Defying the exhortations of Church leaders and their proxies, Irish people voted by a landslide to repeal the 8th amendment of the constitution, and to top off what has been a spectacularly bad few weeks for the church, legislation was passed in The Dáil to halt their long-standing practice of institutionalised religious discrimination in schools.
Sensing the loosening of the stranglehold the Catholic Church once had over Irish life, Archbishop of Dublin Dr Diarmuid Martin told mass-goers after the referendum that the vote indicates that the Church is in danger of being seen with indifference by Irish society and that it – once seen as the arbiter of all that was acceptable – was now becoming a marginal voice with minimum influence.
Demonstrating a self-awareness which you don’t typically associate with Catholic prelates, Archbishop Martin said that people may see the Church as lacking compassion and suggested the organisation needs to renew its commitment to life and to support people with more actions than words.

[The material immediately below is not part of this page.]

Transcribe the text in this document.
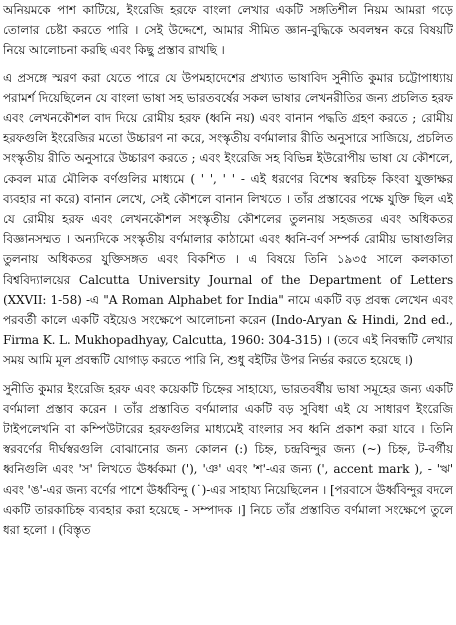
অনিয়মকে পাশ কাটিয়ে, ইংরেজি হরফে বাংলা লেখার একটি সঙ্গতিশীল নিয়ম আমরা গড়ে তোলার চেষ্টা করতে পারি । সেই উদ্দেশে, আমার সীমিত জ্ঞান-বুদ্ধিকে অবলম্বন করে বিষয়টি নিয়ে আলোচনা করছি এবং কিছু প্রস্তাব রাখছি ।

এ প্রসঙ্গে স্মরণ করা যেতে পারে যে উপমহাদেশের প্রখ্যাত ভাষাবিদ সুনীতি কুমার চট্টোপাধ্যায় পরামর্শ দিয়েছিলেন যে বাংলা ভাষা সহ ভারতবর্ষের সকল ভাষার লেখনরীতির জন্য প্রচলিত হরফ এবং লেখনকৌশল বাদ দিয়ে রোমীয় হরফ (ধ্বনি নয়) এবং বানান পদ্ধতি গ্রহণ করতে ; রোমীয় হরফগুলি ইংরেজির মতো উচ্চারণ না করে, সংস্কৃতীয় বর্ণমালার রীতি অনুসারে সাজিয়ে, প্রচলিত সংস্কৃতীয় রীতি অনুসারে উচ্চারণ করতে ; এবং ইংরেজি সহ বিভিন্ন ইউরোপীয় ভাষা যে কৌশলে, কেবল মাত্র মৌলিক বর্ণগুলির মাধ্যমে ( ' ', ' ' - এই ধরণের বিশেষ স্বরচিহ্ন কিংবা যুক্তাক্ষর ব্যবহার না করে) বানান লেখে, সেই কৌশলে বানান লিখতে । তাঁর প্রস্তাবের পক্ষে যুক্তি ছিল এই যে রোমীয় হরফ এবং লেখনকৌশল সংস্কৃতীয় কৌশলের তুলনায় সহজতর এবং অধিকতর বিজ্ঞানসম্মত । অন্যদিকে সংস্কৃতীয় বর্ণমালার কাঠামো এবং ধ্বনি-বর্ণ সম্পর্ক রোমীয় ভাষাগুলির তুলনায় অধিকতর যুক্তিসঙ্গত এবং বিকশিত । এ বিষয়ে তিনি ১৯৩৫ সালে কলকাতা বিশ্ববিদ্যালয়ের Calcutta University Journal of the Department of Letters (XXVII: 1-58) -এ "A Roman Alphabet for India" নামে একটি বড় প্রবন্ধ লেখেন এবং পরবর্তী কালে একটি বইয়েও সংক্ষেপে আলোচনা করেন (Indo-Aryan & Hindi, 2nd ed., Firma K. L. Mukhopadhyay, Calcutta, 1960: 304-315) । (তবে এই নিবন্ধটি লেখার সময় আমি মূল প্রবন্ধটি যোগাড় করতে পারি নি, শুধু বইটির উপর নির্ভর করতে হয়েছে ।)

সুনীতি কুমার ইংরেজি হরফ এবং কয়েকটি চিহ্নের সাহায্যে, ভারতবর্ষীয় ভাষা সমূহের জন্য একটি বর্ণমালা প্রস্তাব করেন । তাঁর প্রস্তাবিত বর্ণমালার একটি বড় সুবিধা এই যে সাধারণ ইংরেজি টাইপলেখনি বা কম্পিউটারের হরফগুলির মাধ্যমেই বাংলার সব ধ্বনি প্রকাশ করা যাবে । তিনি স্বরবর্ণের দীর্ঘস্বরগুলি বোঝানোর জন্য কোলন (:) চিহ্ন, চন্দ্রবিন্দুর জন্য (~) চিহ্ন, ট-বর্গীয় ধ্বনিগুলি এবং 'স' লিখতে ঊর্ধ্বকমা ('), 'ঞ' এবং 'শ'-এর জন্য (', accent mark ), - 'ঋ' এবং 'ঙ'-এর জন্য বর্ণের পাশে ঊর্ধ্ববিন্দু (˙)-এর সাহায্য নিয়েছিলেন । [পরবাসে ঊর্ধ্ববিন্দুর বদলে একটি তারকাচিহ্ন ব্যবহার করা হয়েছে - সম্পাদক ।] নিচে তাঁর প্রস্তাবিত বর্ণমালা সংক্ষেপে তুলে ধরা হলো । (বিস্তৃত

In August the Pope arrives to a very different Ireland than the last Papal visit. In 1979, when John Paul II alighted on our shores, it would have been hard to even conceive of the social transformations we would undergo over the following four decades. But it’s worth remembering that the Church fought tooth and nail to block each and every social movement towards personal autonomy. Had they won those battles we would still be the conservative backwater we once were.

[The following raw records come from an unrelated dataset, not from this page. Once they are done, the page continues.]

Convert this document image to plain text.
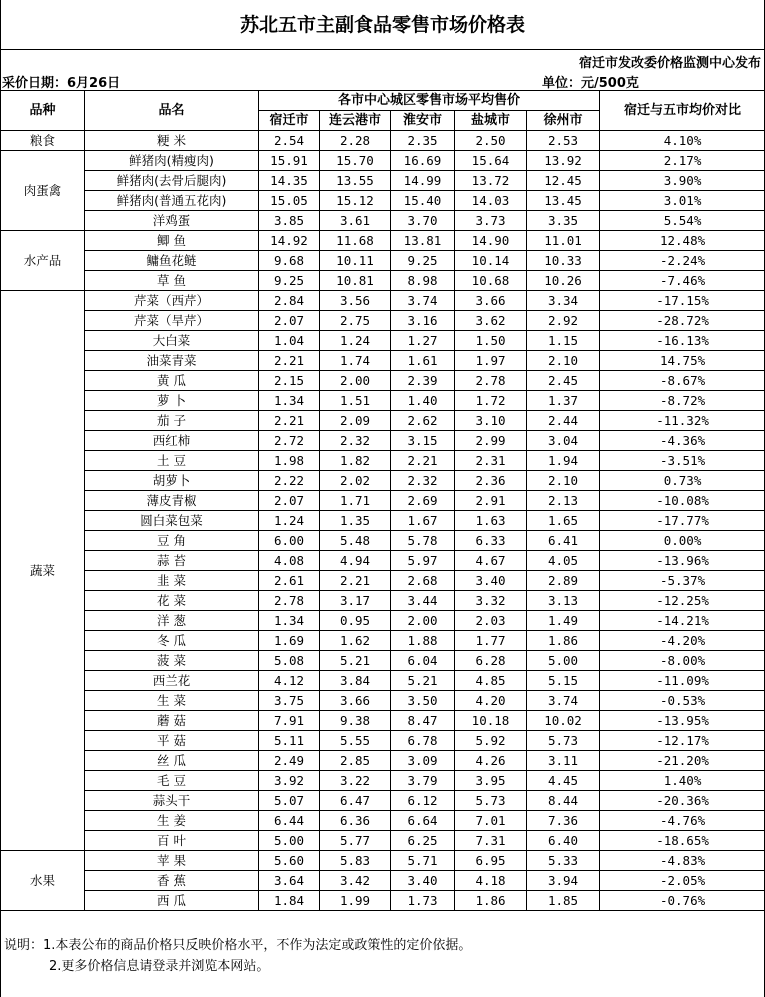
苏北五市主副食品零售市场价格表
宿迁市发改委价格监测中心发布
采价日期：6月26日	单位：元/500克
品种	品名	各市中心城区零售市场平均售价					宿迁与五市均价对比
		宿迁市	连云港市	淮安市	盐城市	徐州市	
粮食	粳 米	2.54	2.28	2.35	2.50	2.53	4.10%
肉蛋禽	鲜猪肉(精瘦肉)	15.91	15.70	16.69	15.64	13.92	2.17%
	鲜猪肉(去骨后腿肉)	14.35	13.55	14.99	13.72	12.45	3.90%
	鲜猪肉(普通五花肉)	15.05	15.12	15.40	14.03	13.45	3.01%
	洋鸡蛋	3.85	3.61	3.70	3.73	3.35	5.54%
水产品	鲫 鱼	14.92	11.68	13.81	14.90	11.01	12.48%
	鳙鱼花鲢	9.68	10.11	9.25	10.14	10.33	-2.24%
	草 鱼	9.25	10.81	8.98	10.68	10.26	-7.46%
蔬菜	芹菜（西芹）	2.84	3.56	3.74	3.66	3.34	-17.15%
	芹菜（旱芹）	2.07	2.75	3.16	3.62	2.92	-28.72%
	大白菜	1.04	1.24	1.27	1.50	1.15	-16.13%
	油菜青菜	2.21	1.74	1.61	1.97	2.10	14.75%
	黄 瓜	2.15	2.00	2.39	2.78	2.45	-8.67%
	萝 卜	1.34	1.51	1.40	1.72	1.37	-8.72%
	茄 子	2.21	2.09	2.62	3.10	2.44	-11.32%
	西红柿	2.72	2.32	3.15	2.99	3.04	-4.36%
	土 豆	1.98	1.82	2.21	2.31	1.94	-3.51%
	胡萝卜	2.22	2.02	2.32	2.36	2.10	0.73%
	薄皮青椒	2.07	1.71	2.69	2.91	2.13	-10.08%
	圆白菜包菜	1.24	1.35	1.67	1.63	1.65	-17.77%
	豆 角	6.00	5.48	5.78	6.33	6.41	0.00%
	蒜 苔	4.08	4.94	5.97	4.67	4.05	-13.96%
	韭 菜	2.61	2.21	2.68	3.40	2.89	-5.37%
	花 菜	2.78	3.17	3.44	3.32	3.13	-12.25%
	洋 葱	1.34	0.95	2.00	2.03	1.49	-14.21%
	冬 瓜	1.69	1.62	1.88	1.77	1.86	-4.20%
	菠 菜	5.08	5.21	6.04	6.28	5.00	-8.00%
	西兰花	4.12	3.84	5.21	4.85	5.15	-11.09%
	生 菜	3.75	3.66	3.50	4.20	3.74	-0.53%
	蘑 菇	7.91	9.38	8.47	10.18	10.02	-13.95%
	平 菇	5.11	5.55	6.78	5.92	5.73	-12.17%
	丝 瓜	2.49	2.85	3.09	4.26	3.11	-21.20%
	毛 豆	3.92	3.22	3.79	3.95	4.45	1.40%
	蒜头干	5.07	6.47	6.12	5.73	8.44	-20.36%
	生 姜	6.44	6.36	6.64	7.01	7.36	-4.76%
	百 叶	5.00	5.77	6.25	7.31	6.40	-18.65%
水果	苹 果	5.60	5.83	5.71	6.95	5.33	-4.83%
	香 蕉	3.64	3.42	3.40	4.18	3.94	-2.05%
	西 瓜	1.84	1.99	1.73	1.86	1.85	-0.76%
说明：1.本表公布的商品价格只反映价格水平，不作为法定或政策性的定价依据。
2.更多价格信息请登录并浏览本网站。
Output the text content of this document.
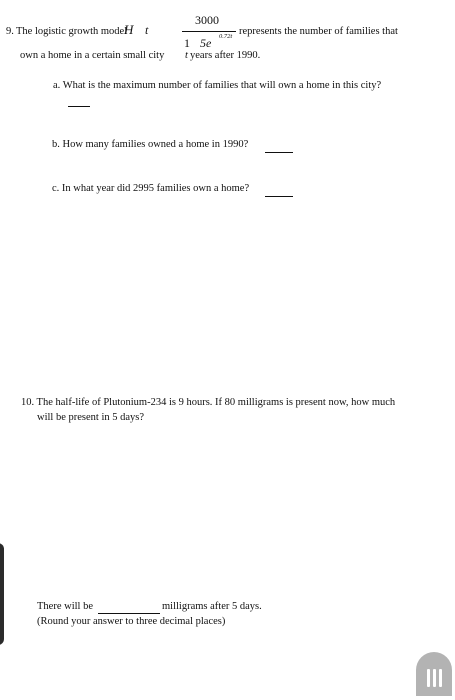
9. The logistic growth model
H t
3000
1 5e 0.72t represents the number of families that
own a home in a certain small city t years after 1990.
a. What is the maximum number of families that will own a home in this city?
b. How many families owned a home in 1990?
c. In what year did 2995 families own a home?
10. The half-life of Plutonium-234 is 9 hours. If 80 milligrams is present now, how much
will be present in 5 days?
There will be	milligrams after 5 days.
(Round your answer to three decimal places)
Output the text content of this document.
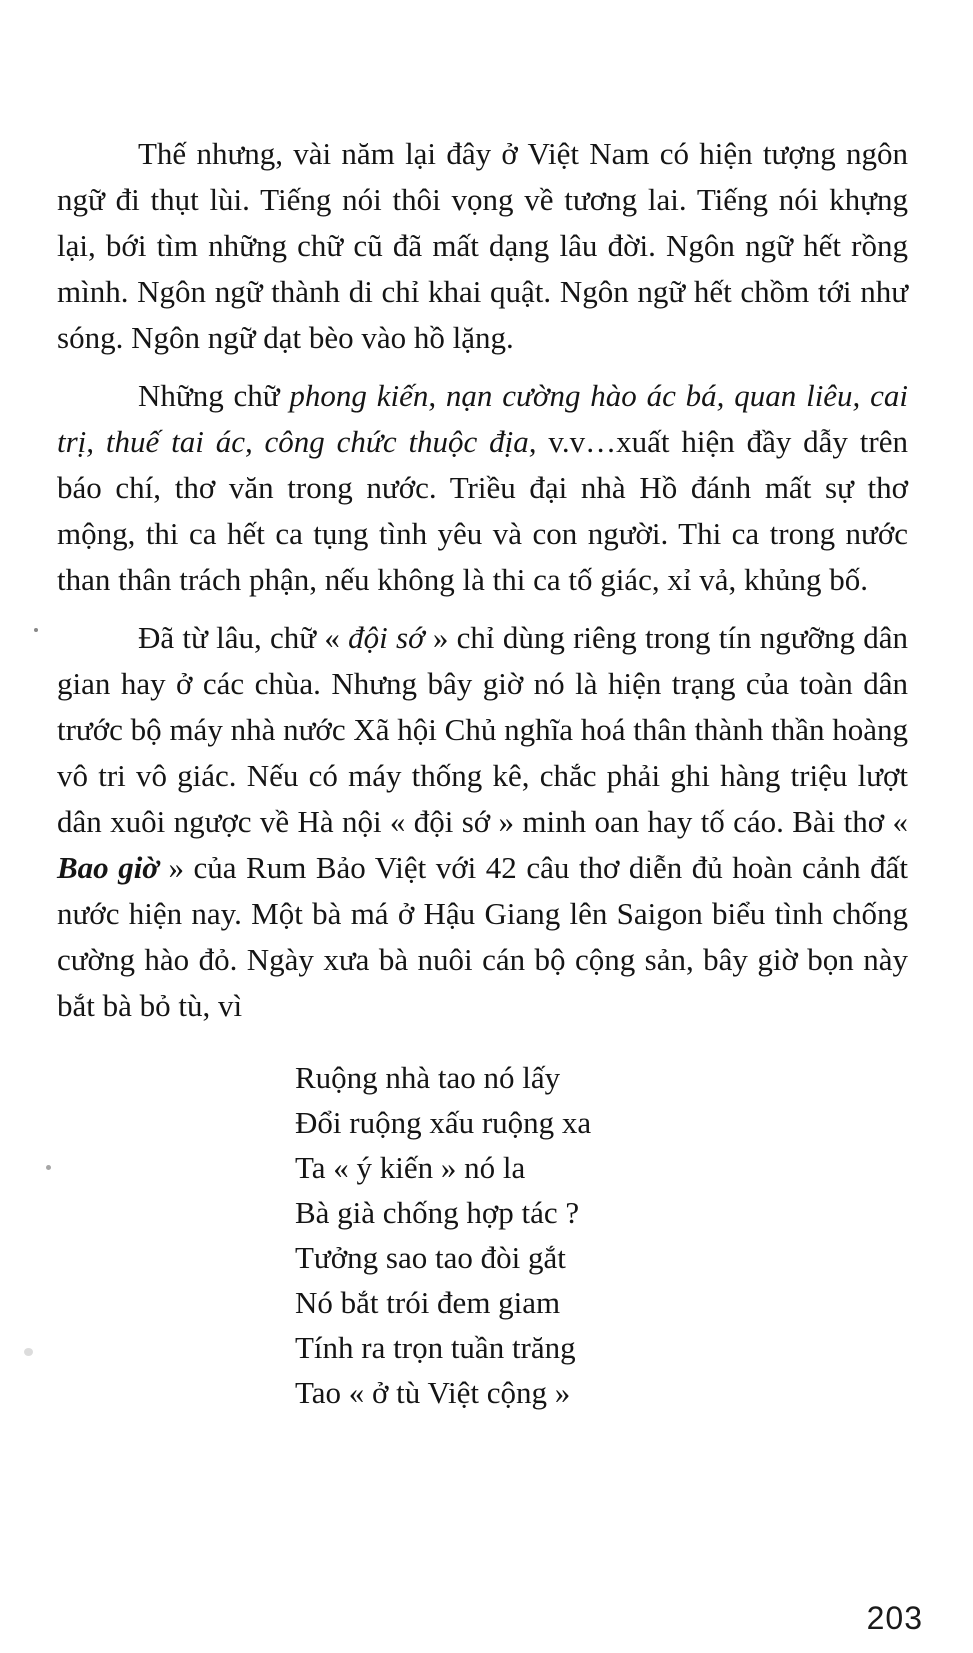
Thế nhưng, vài năm lại đây ở Việt Nam có hiện tượng ngôn ngữ đi thụt lùi. Tiếng nói thôi vọng về tương lai. Tiếng nói khựng lại, bới tìm những chữ cũ đã mất dạng lâu đời. Ngôn ngữ hết rồng mình. Ngôn ngữ thành di chỉ khai quật. Ngôn ngữ hết chồm tới như sóng. Ngôn ngữ dạt bèo vào hồ lặng.

Những chữ phong kiến, nạn cường hào ác bá, quan liêu, cai trị, thuế tai ác, công chức thuộc địa, v.v…xuất hiện đầy dẫy trên báo chí, thơ văn trong nước. Triều đại nhà Hồ đánh mất sự thơ mộng, thi ca hết ca tụng tình yêu và con người. Thi ca trong nước than thân trách phận, nếu không là thi ca tố giác, xỉ vả, khủng bố.

Đã từ lâu, chữ « đội sớ » chỉ dùng riêng trong tín ngưỡng dân gian hay ở các chùa. Nhưng bây giờ nó là hiện trạng của toàn dân trước bộ máy nhà nước Xã hội Chủ nghĩa hoá thân thành thần hoàng vô tri vô giác. Nếu có máy thống kê, chắc phải ghi hàng triệu lượt dân xuôi ngược về Hà nội « đội sớ » minh oan hay tố cáo. Bài thơ « Bao giờ » của Rum Bảo Việt với 42 câu thơ diễn đủ hoàn cảnh đất nước hiện nay. Một bà má ở Hậu Giang lên Saigon biểu tình chống cường hào đỏ. Ngày xưa bà nuôi cán bộ cộng sản, bây giờ bọn này bắt bà bỏ tù, vì

Ruộng nhà tao nó lấy
Đổi ruộng xấu ruộng xa
Ta « ý kiến » nó la
Bà già chống hợp tác ?
Tưởng sao tao đòi gắt
Nó bắt trói đem giam
Tính ra trọn tuần trăng
Tao « ở tù Việt cộng »
203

From contraception to divorce, the decriminalisation of homosexuality and abortion – even in the cases of fatal foetal abnormalities – the Church has been there acting as a bulwark against any form of significant social change, and never once did they offer any compassion to those they campaigned against.
Few people should mourn their waning influence. This is an institution which facilitated the creation of an Irish society that shamed, dehumanised and enslaved women, raped and beat children, sold and trafficked children to their wealthy patrons. The bodies of children who died in their ‘care’ were left to rot in septic tanks.
Most people with even a tangential connection to such horrific crimes would possibly restrain themselves from self-righteous moralising. Lecturing people on sexual morality or their reproductive choices is a tough look to pull when you have spent years and significant amounts of cash to avoid compensating victims of your crimes against humanity.
Even now, for all their talk of renewing their commitment to people and demonstrating compassion – it’s all talk. The Catholic Church still owes the state over a billion euro for their share of the abuse compensation bill and they show no signs coughing up.
The Catholic Church, both here and internationally, has always been about the maintenance of power. At its core, the Church is a misogynistic and homophobic hierarchy and when faced with threats, the men in that hierarchy – the patriarchs – will, quite literally, prop up fascists rather than cede power. We should be glad they’ve lost the power they once had over our lives, and we should hope that other countries will follow the beacon Ireland represents in this respect.